Пусть смирится, у нее это хорошо получается, играть в смирение, чтобы получить от него какие-то блага. В этот момент произошел какой-то щелчок. Она словно выключилась. Застыла на полу со сжатыми в кулаки руками, подняв к нему залитое слезами лицо. Из глаз исчезла мольба, они вдруг стали… пустыми. Аднану даже показалось, что она смотрит сквозь него. Захотелось поднять ее с пола, тряхнуть, но он просто стоял над ней и смотрел сверху вниз. Думая о том, что запомнит ее такой навсегда. Заплаканной у его ног, но не с мольбами и оправданиями, а с просьбами о дочери своего любовника… Странно, о самом любовнике она не просила. Неужели настолько прогнила… неужели своя шкура дороже всего?

Он просто не хотел замечать, как с каждым днем между ними растет стена из отчуждения и потерь. И он сам оказался не в силах остановить эту волну разрушения. Механизм запущен и не поддается контролю. Огромный ком грязи из лжи, предательства, отвратительной низости набирает обороты и вес, он скоро похоронит под собой их обоих. Перед тем, как все рухнуло, ему даже показалось, что былое счастье возвращается, что он согласен попытаться снова… попытаться ее простить, дать шанс.
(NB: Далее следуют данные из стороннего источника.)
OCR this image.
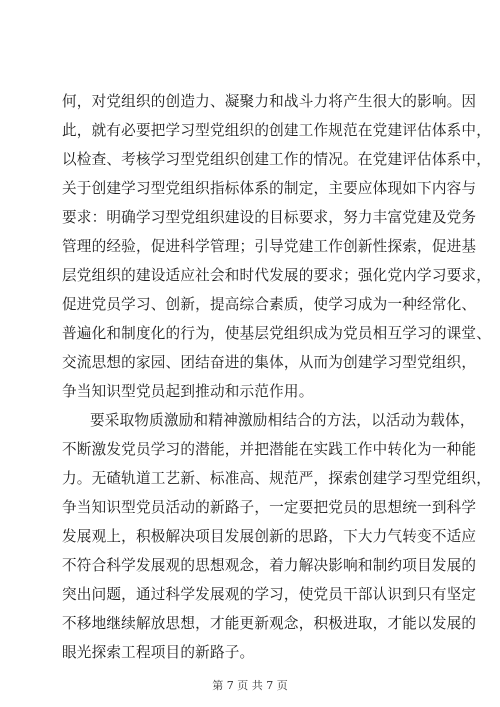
何，对党组织的创造力、凝聚力和战斗力将产生很大的影响。因
此，就有必要把学习型党组织的创建工作规范在党建评估体系中，
以检查、考核学习型党组织创建工作的情况。在党建评估体系中，
关于创建学习型党组织指标体系的制定，主要应体现如下内容与
要求：明确学习型党组织建设的目标要求，努力丰富党建及党务
管理的经验，促进科学管理；引导党建工作创新性探索，促进基
层党组织的建设适应社会和时代发展的要求；强化党内学习要求，
促进党员学习、创新，提高综合素质，使学习成为一种经常化、
普遍化和制度化的行为，使基层党组织成为党员相互学习的课堂、
交流思想的家园、团结奋进的集体，从而为创建学习型党组织，
争当知识型党员起到推动和示范作用。
要采取物质激励和精神激励相结合的方法，以活动为载体，
不断激发党员学习的潜能，并把潜能在实践工作中转化为一种能
力。无碴轨道工艺新、标准高、规范严，探索创建学习型党组织，
争当知识型党员活动的新路子，一定要把党员的思想统一到科学
发展观上，积极解决项目发展创新的思路，下大力气转变不适应
不符合科学发展观的思想观念，着力解决影响和制约项目发展的
突出问题，通过科学发展观的学习，使党员干部认识到只有坚定
不移地继续解放思想，才能更新观念，积极进取，才能以发展的
眼光探索工程项目的新路子。
第 7 页 共 7 页
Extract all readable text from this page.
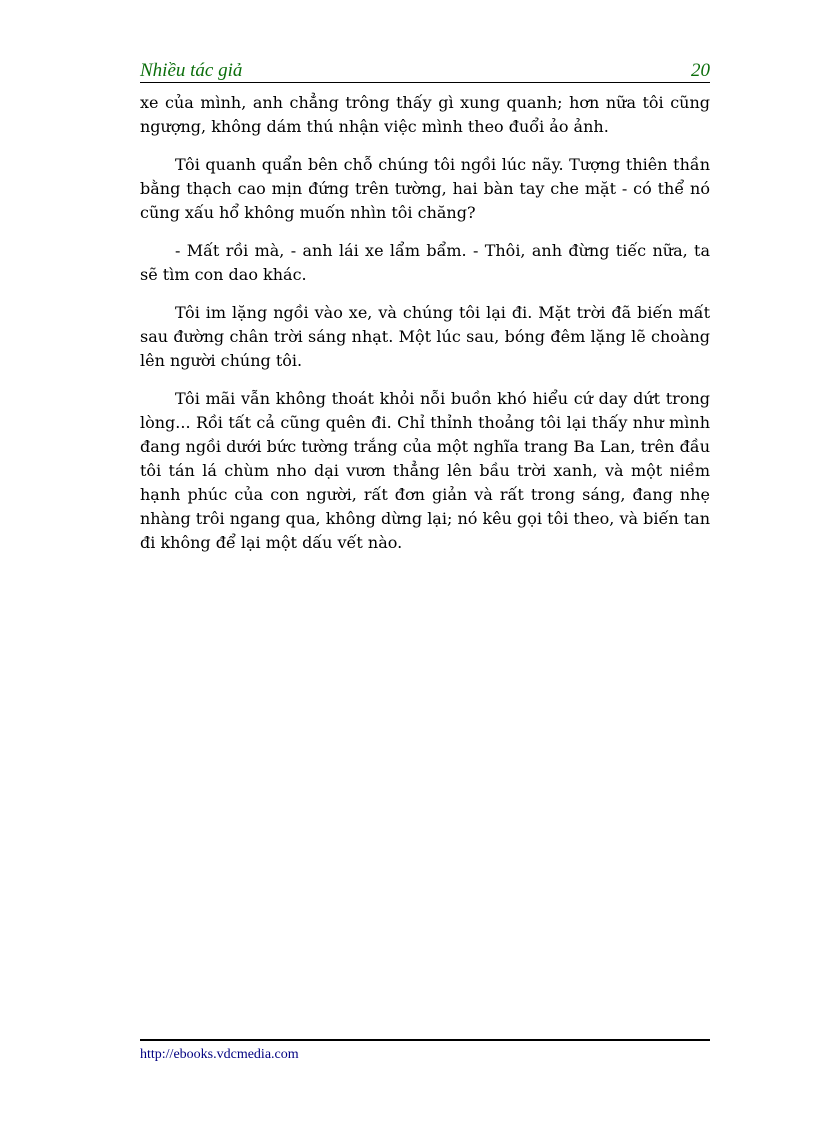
Nhiều tác giả	20

xe của mình, anh chẳng trông thấy gì xung quanh; hơn nữa tôi cũng ngượng, không dám thú nhận việc mình theo đuổi ảo ảnh.

Tôi quanh quẩn bên chỗ chúng tôi ngồi lúc nãy. Tượng thiên thần bằng thạch cao mịn đứng trên tường, hai bàn tay che mặt - có thể nó cũng xấu hổ không muốn nhìn tôi chăng?

- Mất rồi mà, - anh lái xe lẩm bẩm. - Thôi, anh đừng tiếc nữa, ta sẽ tìm con dao khác.

Tôi im lặng ngồi vào xe, và chúng tôi lại đi. Mặt trời đã biến mất sau đường chân trời sáng nhạt. Một lúc sau, bóng đêm lặng lẽ choàng lên người chúng tôi.

Tôi mãi vẫn không thoát khỏi nỗi buồn khó hiểu cứ day dứt trong lòng... Rồi tất cả cũng quên đi. Chỉ thỉnh thoảng tôi lại thấy như mình đang ngồi dưới bức tường trắng của một nghĩa trang Ba Lan, trên đầu tôi tán lá chùm nho dại vươn thẳng lên bầu trời xanh, và một niềm hạnh phúc của con người, rất đơn giản và rất trong sáng, đang nhẹ nhàng trôi ngang qua, không dừng lại; nó kêu gọi tôi theo, và biến tan đi không để lại một dấu vết nào.

http://ebooks.vdcmedia.com
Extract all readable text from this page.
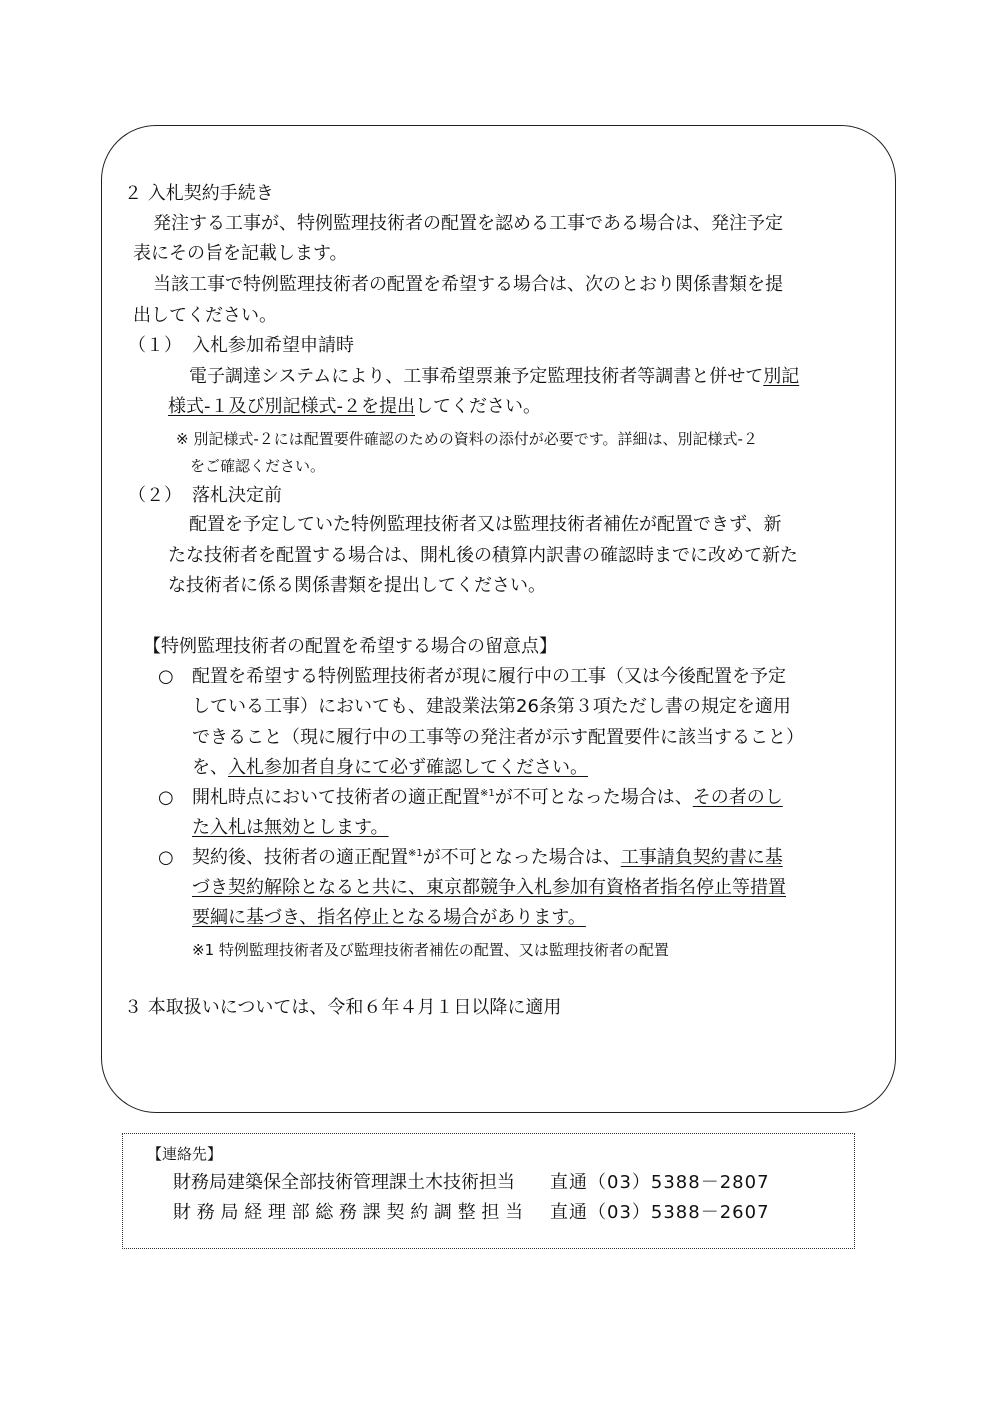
２ 入札契約手続き
発注する工事が、特例監理技術者の配置を認める工事である場合は、発注予定
表にその旨を記載します。
当該工事で特例監理技術者の配置を希望する場合は、次のとおり関係書類を提
出してください。
（１） 入札参加希望申請時
電子調達システムにより、工事希望票兼予定監理技術者等調書と併せて別記
様式-１及び別記様式-２を提出してください。
※ 別記様式-２には配置要件確認のための資料の添付が必要です。詳細は、別記様式-２
をご確認ください。
（２） 落札決定前
配置を予定していた特例監理技術者又は監理技術者補佐が配置できず、新
たな技術者を配置する場合は、開札後の積算内訳書の確認時までに改めて新た
な技術者に係る関係書類を提出してください。
【特例監理技術者の配置を希望する場合の留意点】
○ 配置を希望する特例監理技術者が現に履行中の工事（又は今後配置を予定
している工事）においても、建設業法第26条第３項ただし書の規定を適用
できること（現に履行中の工事等の発注者が示す配置要件に該当すること）
を、入札参加者自身にて必ず確認してください。
○ 開札時点において技術者の適正配置$^{※1}$が不可となった場合は、その者のし
た入札は無効とします。
○ 契約後、技術者の適正配置$^{※1}$が不可となった場合は、工事請負契約書に基
づき契約解除となると共に、東京都競争入札参加有資格者指名停止等措置
要綱に基づき、指名停止となる場合があります。
※1 特例監理技術者及び監理技術者補佐の配置、又は監理技術者の配置
３ 本取扱いについては、令和６年４月１日以降に適用
【連絡先】
財務局建築保全部技術管理課土木技術担当 直通（03）5388－2807
財 務 局 経 理 部 総 務 課 契 約 調 整 担 当 直通（03）5388－2607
Он был слишком счастлив рядом с ней. Настолько счастлив, что даже ненависть стиралась и растворялась в этом безумном удовольствии держать ее в своих объятиях.

Аднан жадно вбирал в себя ее образ, который больше всего напоминал другую Альшиту. Ту, которая раньше была рядом с ним, не чужую. Иллюзия. Короткая, фальшивая. Оказалось, что настоящей она была лишь в своей ненависти к нему. И правда слишком уродлива, но она и запоминается ярче всего. Только какой в этом толк, если даже сейчас, зная, какая она тварь, Аднан продолжал любить ее. Какой-то больной, извращенной любовью, которая походила на болезнь или проклятие. И не смог никому рассказать о ее предательстве, не смог прилюдно опозорить, не смог приказать забить камнями или утопить в море. Это была только его боль. Только его личное право казнить ее. Перед самым отъездом в Долину Смерти он наклонился к ней и поднял с пола, обхватил ее плечи горячими ладонями, заглядывая в изумительные темно-синие глаза.